How do I design a cavity backed spiral antenna for wideband direction finding?

Designing a cavity backed spiral antenna for wideband direction finding creates a unidirectional, circularly polarized antenna with multi-octave bandwidth, ideal for ESM/ELINT direction finding (DF) receivers. The antenna consists of a planar spiral element (Archimedean or equiangular) mounted above a metallic cavity that acts as a reflector, directing all radiation forward (eliminating the back lobe of a free-standing spiral). The design parameters are: spiral type (Archimedean: constant growth rate, easier to design and fabricate; equiangular (log-spiral): frequency-independent pattern and impedance, wider bandwidth.
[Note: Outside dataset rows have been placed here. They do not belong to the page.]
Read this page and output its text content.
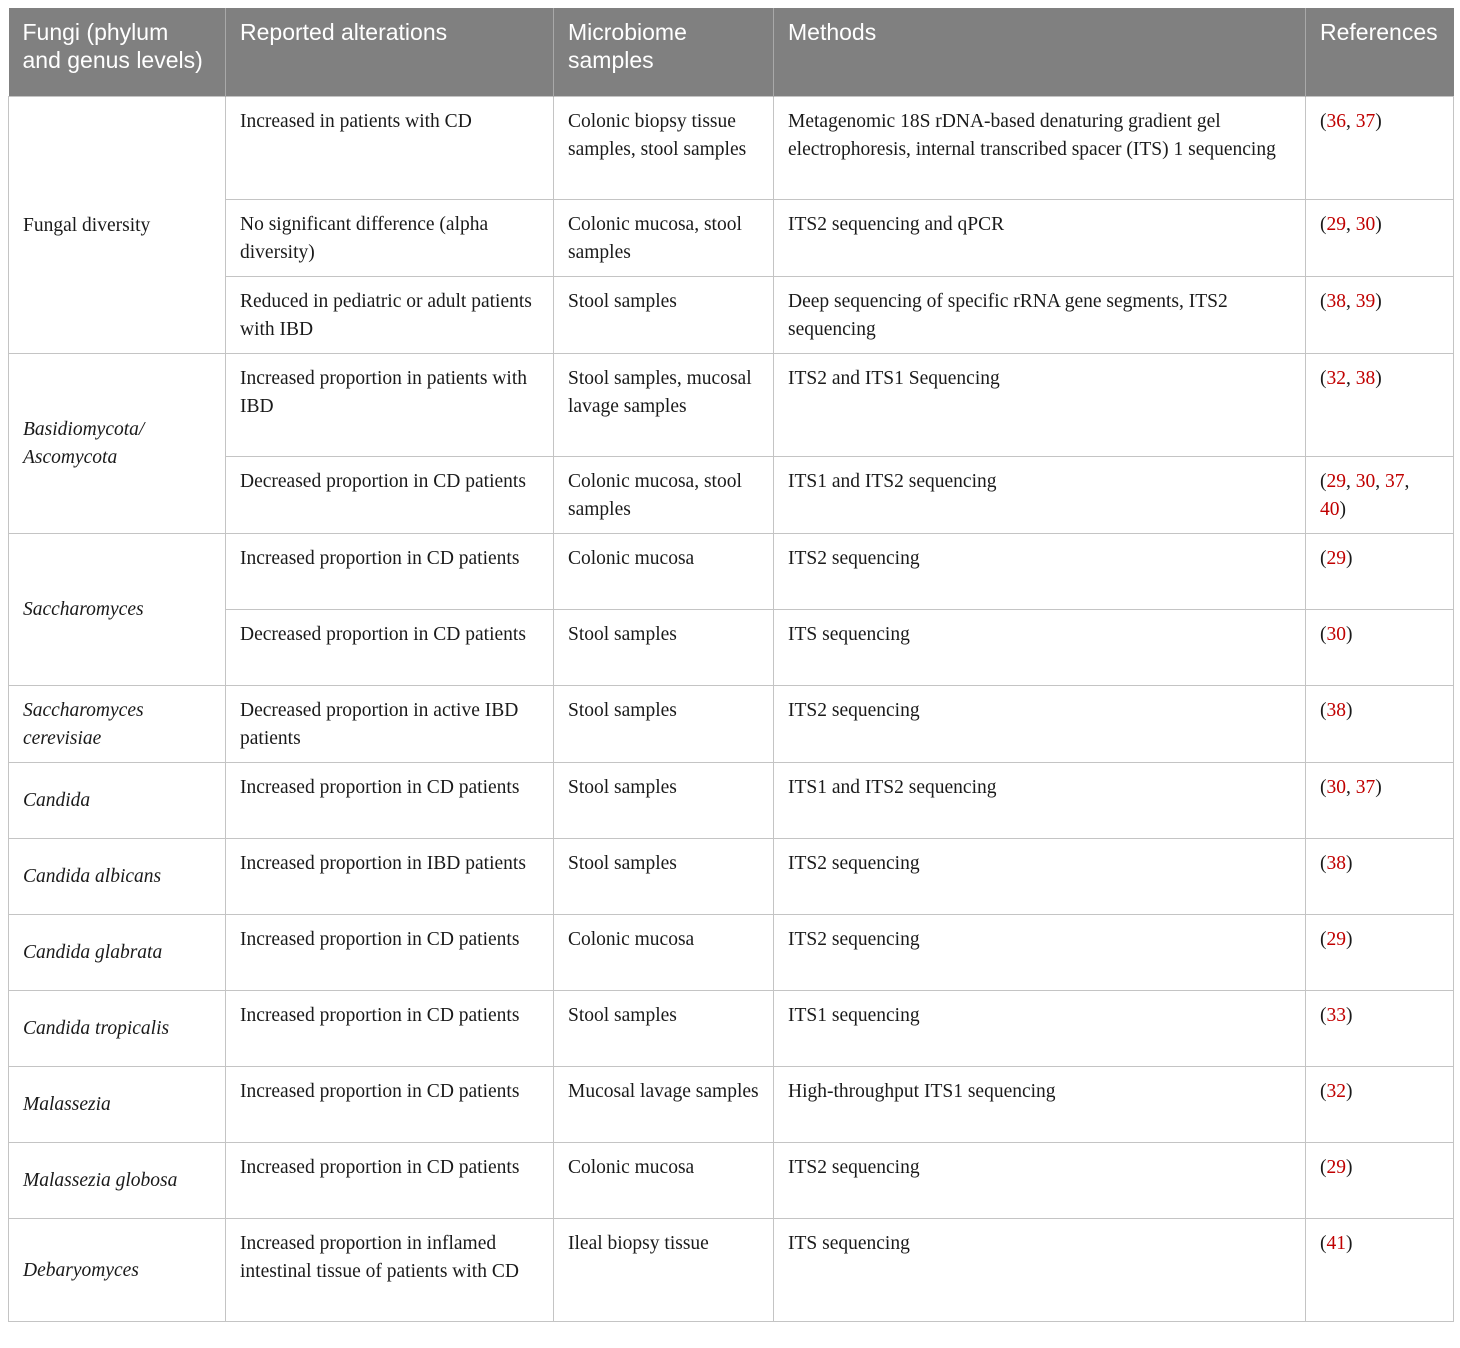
Fungi (phylum and genus levels)	Reported alterations	Microbiome samples	Methods	References
Fungal diversity	Increased in patients with CD	Colonic biopsy tissue samples, stool samples	Metagenomic 18S rDNA-based denaturing gradient gel electrophoresis, internal transcribed spacer (ITS) 1 sequencing	(36, 37)
	No significant difference (alpha diversity)	Colonic mucosa, stool samples	ITS2 sequencing and qPCR	(29, 30)
	Reduced in pediatric or adult patients with IBD	Stool samples	Deep sequencing of specific rRNA gene segments, ITS2 sequencing	(38, 39)
Basidiomycota/ Ascomycota	Increased proportion in patients with IBD	Stool samples, mucosal lavage samples	ITS2 and ITS1 Sequencing	(32, 38)
	Decreased proportion in CD patients	Colonic mucosa, stool samples	ITS1 and ITS2 sequencing	(29, 30, 37, 40)
Saccharomyces	Increased proportion in CD patients	Colonic mucosa	ITS2 sequencing	(29)
	Decreased proportion in CD patients	Stool samples	ITS sequencing	(30)
Saccharomyces cerevisiae	Decreased proportion in active IBD patients	Stool samples	ITS2 sequencing	(38)
Candida	Increased proportion in CD patients	Stool samples	ITS1 and ITS2 sequencing	(30, 37)
Candida albicans	Increased proportion in IBD patients	Stool samples	ITS2 sequencing	(38)
Candida glabrata	Increased proportion in CD patients	Colonic mucosa	ITS2 sequencing	(29)
Candida tropicalis	Increased proportion in CD patients	Stool samples	ITS1 sequencing	(33)
Malassezia	Increased proportion in CD patients	Mucosal lavage samples	High-throughput ITS1 sequencing	(32)
Malassezia globosa	Increased proportion in CD patients	Colonic mucosa	ITS2 sequencing	(29)
Debaryomyces	Increased proportion in inflamed intestinal tissue of patients with CD	Ileal biopsy tissue	ITS sequencing	(41)
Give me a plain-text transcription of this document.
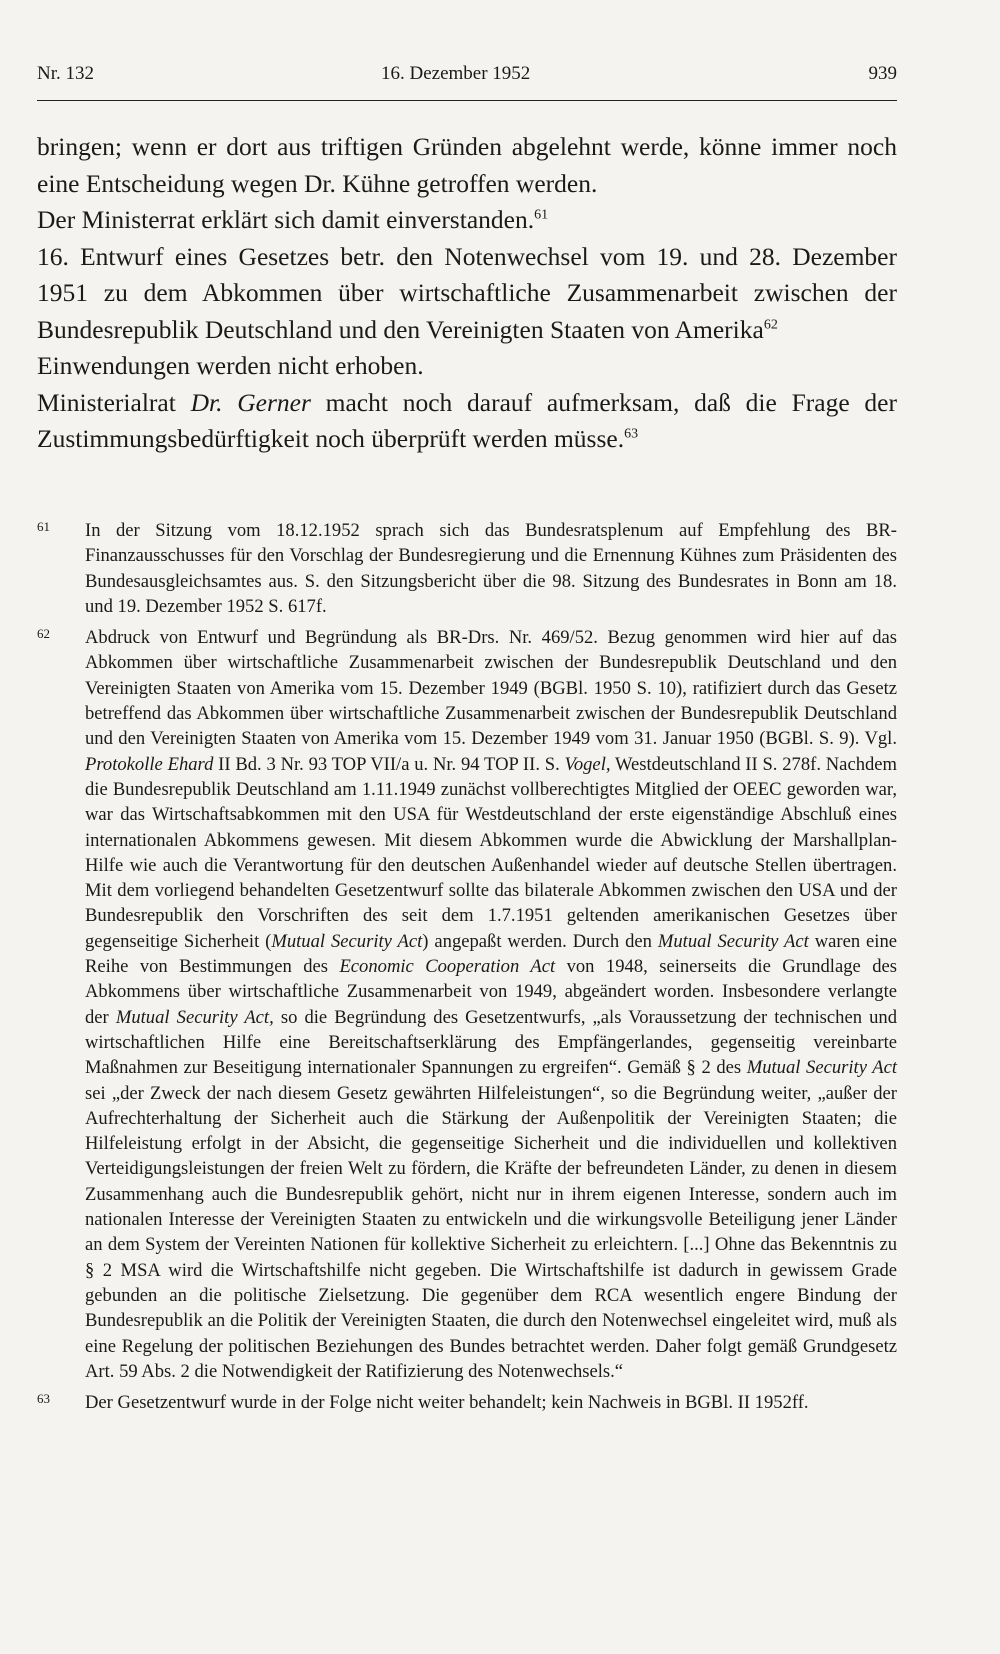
Nr. 132	16. Dezember 1952	939

bringen; wenn er dort aus triftigen Gründen abgelehnt werde, könne immer noch eine Entscheidung wegen Dr. Kühne getroffen werden.

Der Ministerrat erklärt sich damit einverstanden.$^{61}$

16. Entwurf eines Gesetzes betr. den Notenwechsel vom 19. und 28. Dezember 1951 zu dem Abkommen über wirtschaftliche Zusammenarbeit zwischen der Bundesrepublik Deutschland und den Vereinigten Staaten von Amerika$^{62}$

Einwendungen werden nicht erhoben.

Ministerialrat Dr. Gerner macht noch darauf aufmerksam, daß die Frage der Zustimmungsbedürftigkeit noch überprüft werden müsse.$^{63}$

61 In der Sitzung vom 18.12.1952 sprach sich das Bundesratsplenum auf Empfehlung des BR-Finanzausschusses für den Vorschlag der Bundesregierung und die Ernennung Kühnes zum Präsidenten des Bundesausgleichsamtes aus. S. den Sitzungsbericht über die 98. Sitzung des Bundesrates in Bonn am 18. und 19. Dezember 1952 S. 617f.
62 Abdruck von Entwurf und Begründung als BR-Drs. Nr. 469/52. Bezug genommen wird hier auf das Abkommen über wirtschaftliche Zusammenarbeit zwischen der Bundesrepublik Deutschland und den Vereinigten Staaten von Amerika vom 15. Dezember 1949 (BGBl. 1950 S. 10), ratifiziert durch das Gesetz betreffend das Abkommen über wirtschaftliche Zusammenarbeit zwischen der Bundesrepublik Deutschland und den Vereinigten Staaten von Amerika vom 15. Dezember 1949 vom 31. Januar 1950 (BGBl. S. 9). Vgl. Protokolle Ehard II Bd. 3 Nr. 93 TOP VII/a u. Nr. 94 TOP II. S. Vogel, Westdeutschland II S. 278f. Nachdem die Bundesrepublik Deutschland am 1.11.1949 zunächst vollberechtigtes Mitglied der OEEC geworden war, war das Wirtschaftsabkommen mit den USA für Westdeutschland der erste eigenständige Abschluß eines internationalen Abkommens gewesen. Mit diesem Abkommen wurde die Abwicklung der Marshallplan-Hilfe wie auch die Verantwortung für den deutschen Außenhandel wieder auf deutsche Stellen übertragen. Mit dem vorliegend behandelten Gesetzentwurf sollte das bilaterale Abkommen zwischen den USA und der Bundesrepublik den Vorschriften des seit dem 1.7.1951 geltenden amerikanischen Gesetzes über gegenseitige Sicherheit (Mutual Security Act) angepaßt werden. Durch den Mutual Security Act waren eine Reihe von Bestimmungen des Economic Cooperation Act von 1948, seinerseits die Grundlage des Abkommens über wirtschaftliche Zusammenarbeit von 1949, abgeändert worden. Insbesondere verlangte der Mutual Security Act, so die Begründung des Gesetzentwurfs, „als Voraussetzung der technischen und wirtschaftlichen Hilfe eine Bereitschaftserklärung des Empfängerlandes, gegenseitig vereinbarte Maßnahmen zur Beseitigung internationaler Spannungen zu ergreifen“. Gemäß § 2 des Mutual Security Act sei „der Zweck der nach diesem Gesetz gewährten Hilfeleistungen“, so die Begründung weiter, „außer der Aufrechterhaltung der Sicherheit auch die Stärkung der Außenpolitik der Vereinigten Staaten; die Hilfeleistung erfolgt in der Absicht, die gegenseitige Sicherheit und die individuellen und kollektiven Verteidigungsleistungen der freien Welt zu fördern, die Kräfte der befreundeten Länder, zu denen in diesem Zusammenhang auch die Bundesrepublik gehört, nicht nur in ihrem eigenen Interesse, sondern auch im nationalen Interesse der Vereinigten Staaten zu entwickeln und die wirkungsvolle Beteiligung jener Länder an dem System der Vereinten Nationen für kollektive Sicherheit zu erleichtern. [...] Ohne das Bekenntnis zu § 2 MSA wird die Wirtschaftshilfe nicht gegeben. Die Wirtschaftshilfe ist dadurch in gewissem Grade gebunden an die politische Zielsetzung. Die gegenüber dem RCA wesentlich engere Bindung der Bundesrepublik an die Politik der Vereinigten Staaten, die durch den Notenwechsel eingeleitet wird, muß als eine Regelung der politischen Beziehungen des Bundes betrachtet werden. Daher folgt gemäß Grundgesetz Art. 59 Abs. 2 die Notwendigkeit der Ratifizierung des Notenwechsels.“
63 Der Gesetzentwurf wurde in der Folge nicht weiter behandelt; kein Nachweis in BGBl. II 1952ff.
Both types provide circular polarization), outer diameter (determines the low-frequency cutoff: f_low = c/(pi × D_outer); for D=150 mm: f_low approximately 640 MHz), inner radius (determines the high-frequency cutoff: f_high = c/(pi × D_inner); for D_inner=5 mm: f_high approximately 19 GHz), number of turns (more turns = smoother pattern and better low-frequency performance, but: the current must decay before reaching the outer edge to avoid reflections and pattern distortion; use resistive loading at the outer arms if needed), cavity depth (the cavity depth affects the bandwidth and pattern: a quarter-wave cavity (depth = lambda/4 at the center frequency) provides maximum gain but limits the bandwidth; a shallow cavity with absorber loading (depth = lambda/8 or less) provides wider bandwidth but lower gain; absorber-loaded cavities achieve 10:1+ bandwidth), and feed (a wideband balun at the center of the spiral transforms the balanced spiral feed point to the unbalanced 50-ohm coaxial connector; the balun is critical for maintaining impedance match and pattern symmetry over the bandwidth).